Wednesday, January 24, 2007

The thick plottens

It's never simple, is it. After a day of telephone calls, messages and returned calls the situation regarding Lot 31 North Boambee Road may be clearer, or may not, depending on your point of view.

The estate agent knows the person who took aerial photographs in 1994 that formed the basis of the Local Environment Plan (or 'LEP', collated in March 2000 and published in May 2000 - remember those dates!) that delineated the zoning boundaries locally and thus marked the 7A zoning boundary on our plot. It is interesting for two reasons: firstly the Council was working from photographs that were already 6 years old by the time they compiled the LEP. Secondly, the photos from 1994 show that the area within the 7A boundary was covered with eucalyptus trees and was therefore legitimately designated as protected koala habitat. But the same photographer took aerial shots in June 2000 - just a month after the LEP was published - that show the area to have been partially cleared. This suggests that Council have within their possession photographs that clearly show that at or near the time when the LEP was published the zoning of Lot 31 was inaccurate. John Simpson, the estate agent, regards this as useful evidence to put before Council, with the addendum that it's really what the Rural Fire Service (RFS) thinks about things that makes a difference, suggesting that if the RFS agrees that the land clearly isn't koala habitat then the 100m bushfire buffer zone may not apply - and that this would carry a lot of weight with Council.

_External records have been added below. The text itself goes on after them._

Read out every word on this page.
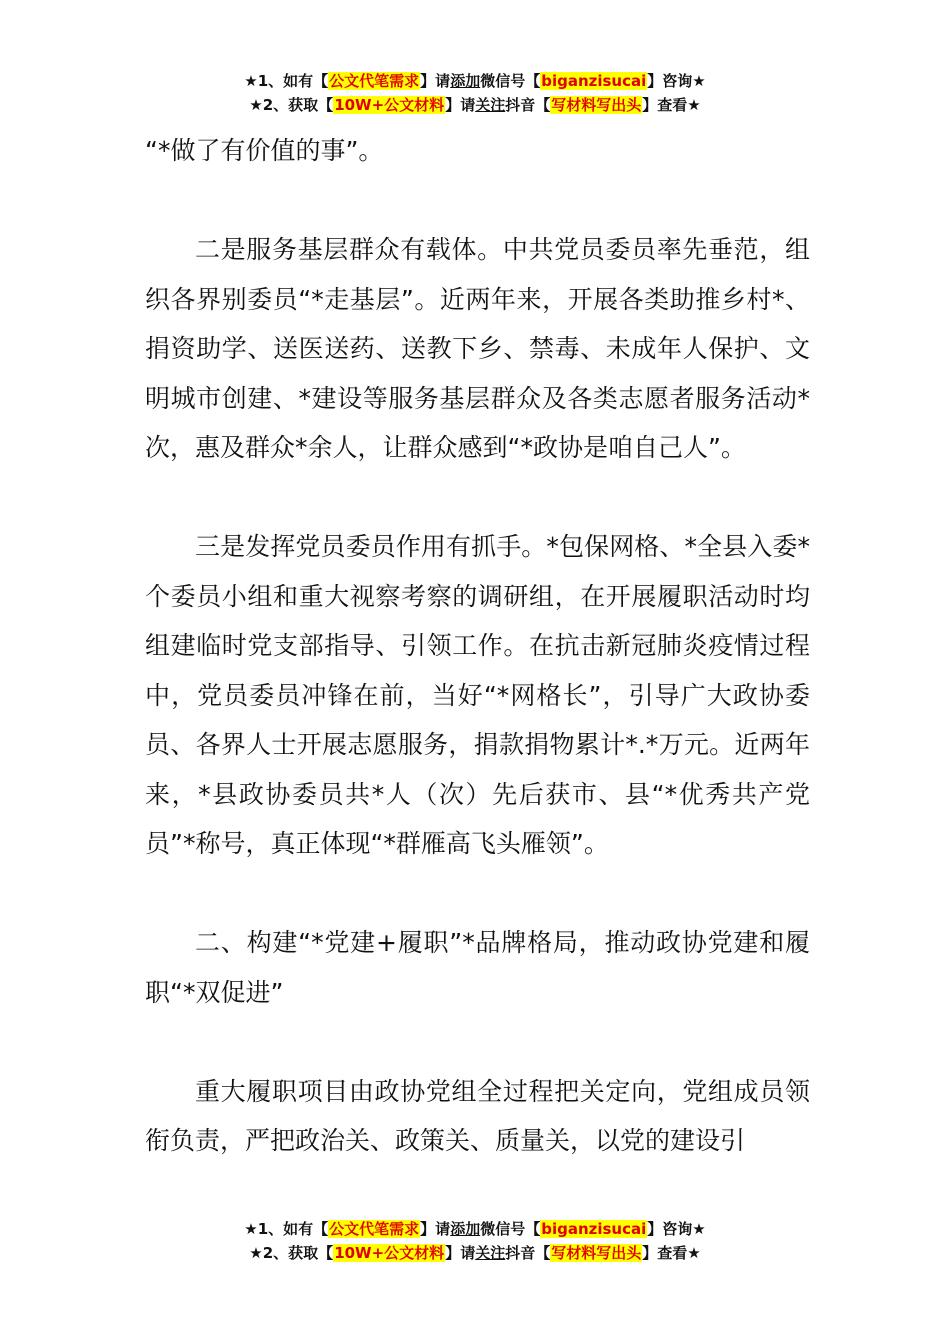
★1、如有【公文代笔需求】请添加微信号【biganzisucai】咨询★
★2、获取【10W+公文材料】请关注抖音【写材料写出头】查看★

“*做了有价值的事”。

二是服务基层群众有载体。中共党员委员率先垂范，组织各界别委员“*走基层”。近两年来，开展各类助推乡村*、捐资助学、送医送药、送教下乡、禁毒、未成年人保护、文明城市创建、*建设等服务基层群众及各类志愿者服务活动*次，惠及群众*余人，让群众感到“*政协是咱自己人”。

三是发挥党员委员作用有抓手。*包保网格、*全县入委*个委员小组和重大视察考察的调研组，在开展履职活动时均组建临时党支部指导、引领工作。在抗击新冠肺炎疫情过程中，党员委员冲锋在前，当好“*网格长”，引导广大政协委员、各界人士开展志愿服务，捐款捐物累计*.*万元。近两年来，*县政协委员共*人（次）先后获市、县“*优秀共产党员”*称号，真正体现“*群雁高飞头雁领”。

二、构建“*党建+履职”*品牌格局，推动政协党建和履职“*双促进”

重大履职项目由政协党组全过程把关定向，党组成员领衔负责，严把政治关、政策关、质量关，以党的建设引

★1、如有【公文代笔需求】请添加微信号【biganzisucai】咨询★
★2、获取【10W+公文材料】请关注抖音【写材料写出头】查看★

There's more: John got a call back from the owners who have rather quickly (and mysteriously?) managed to arrange a meeting with the Council tomorrow afternoon to try and bash out the issues on the basis that in 2001 they wrote to the Council to ask for permission to build a house within what is zoned 7A and were given written permission to do so. Now our estate agent was extremely tactful, but even he thought that it might have been useful to have a copy of that correspondence...

It seems that all is not yet lost on the zoning front. If it can be established that the Council and the RFS agree that the zoning has always been inaccurate and the RFS can somehow cast the vote on not/being able to build within the erroneous 7A zone then that issue may just go away without having to go for a full re-zoning appeal at State level, thus saving time, money and probably a lot of stress!

That leaves us with the problem of soil testing, and IF we end up in a situation where the zoning problem has gone away I think we are going to make a case for passing the costs of the soil testing on to the vendors. So any purchase of the land will be contingent on three things: resolving in writing (!) the issues about zoning, getting an all-clear on possible soil contamination, and tidying up the legal loose ends regarding Right of Carriageway on the property, with the help of the surveyor who did the original survey back in 2000/2001. Then, and only then, are we likely to purchase the plot.